Papers by Keyword: Nano-Al₂O₃p

Abstract: Three NiCoCrAlY cladded coatings reinforced by different contents of nano- Al2O3p and one without nano-Al2O3p were prepared on a Ni-base super alloy using laser cladding technique. Hot corrosion of the NiCoCrAlY coatings in Na2SO4/K2SO4 (75:25, wt. /wt.) mixture was performed at 1050 °C in static air. The effects and influencing mechanism of nano-Al2O3p on the hot corrosion behavior of the coatings were discussed. Results indicate that the hot corrosion resistance of the coatings with nano-Al2O3p is better than that of the one without nano-Al2O3p, among which the one with 1.0 wt. % nano-Al2O3p presented the best hot corrosion resistance. The improvement of the hot corrosion resistance is largely due to the refinement of the microstructure after adding nano-Al2O3p.

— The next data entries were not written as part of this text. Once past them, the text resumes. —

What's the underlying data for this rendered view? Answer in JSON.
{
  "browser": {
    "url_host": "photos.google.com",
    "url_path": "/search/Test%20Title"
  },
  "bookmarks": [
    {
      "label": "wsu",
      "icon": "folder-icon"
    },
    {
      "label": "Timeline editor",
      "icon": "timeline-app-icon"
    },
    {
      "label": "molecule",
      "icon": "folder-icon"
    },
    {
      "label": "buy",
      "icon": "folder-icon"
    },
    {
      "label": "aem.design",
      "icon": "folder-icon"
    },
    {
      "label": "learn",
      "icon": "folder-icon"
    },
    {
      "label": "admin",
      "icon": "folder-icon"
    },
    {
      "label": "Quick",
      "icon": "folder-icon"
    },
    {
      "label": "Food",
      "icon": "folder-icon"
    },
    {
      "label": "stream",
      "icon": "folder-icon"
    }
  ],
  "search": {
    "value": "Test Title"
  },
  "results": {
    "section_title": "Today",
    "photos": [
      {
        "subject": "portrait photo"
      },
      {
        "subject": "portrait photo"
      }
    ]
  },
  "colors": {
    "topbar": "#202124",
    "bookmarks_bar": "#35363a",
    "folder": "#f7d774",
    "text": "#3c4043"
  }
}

Abstract: To study effects of nano-Al2O3p (nanometric Al2O3 particles) on high temperature frictional wear behaviors of the NiCoCrAlY coating (a high temperature protective coating), three NiCoCrAlY coatings strengthened by different contents of nano-Al2O3p were prepared on a Ni-based super alloy by using laser cladding technology and their dry frictional wear behaviors at 500 °C in static air were investigated. The comparison was made with the coating without nano-particles. The results show that the frictional coefficient of the coatings increased with the hardness after adding nano-Al2O3p and the wear resistance of the coatings was enhanced. Among nano-Al2O3p-added coatings, the coating added with 1.0 wt% nano-Al2O3p performs best. The wear rate of the coating is only 58% of the coating without nano-particles. Moreover, the improvement of the oxidation behavior plays an important role in improving the high temperature wear resistance.

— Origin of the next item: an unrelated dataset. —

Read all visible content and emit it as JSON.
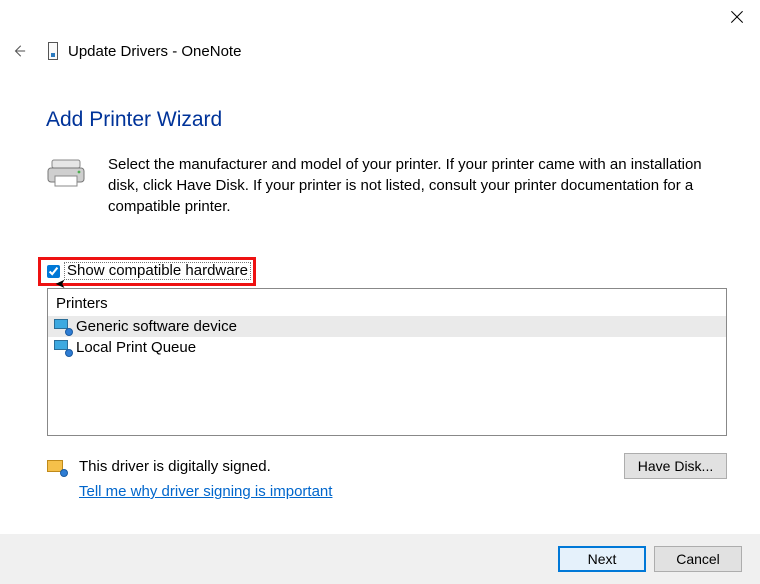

Abstract: NiCoCrAlY coatings strengthened by different content of nano-Al2O3p, using crosscurrent CO2 laser, were prepared on Ni-based superalloy substrates, and thermal shock behaviors of these coatings were investigated by cycling between 1050°C and room temperature (forced water quenching).The results show that the thermal shock resistances of nano-Al2O3p-added coatings are definitely better than that without adding nano-Al2O3p. Among the nano-Al2O3p-added coatings, the coating added with 0.5wt% nano-Al2O3p performs best. After 10 thermal shock cycles, the spalled and spalling area in the oxide scale of the no-nano-Al2O3p coating reaches up to 27.7%, and the main failure form of the oxide scale is an expanding unit-spalling type in thermal shock cycles. While the area in the oxide scale of nano-Al2O3p-added coatings is only 10%~60% to the no-nano-Al2O3p one, and the failure of these oxide scales is mainly in the form of unit-spalling type. After 100 thermal shock cycles, many cracks turn up in the cross-section of the no-nano-Al2O3p coating, including propagating crack and internal crack. While no internal crack appeared in nano-Al2O3p-added coatings, and the propagating cracks are smaller than no-nano-Al2O3p one.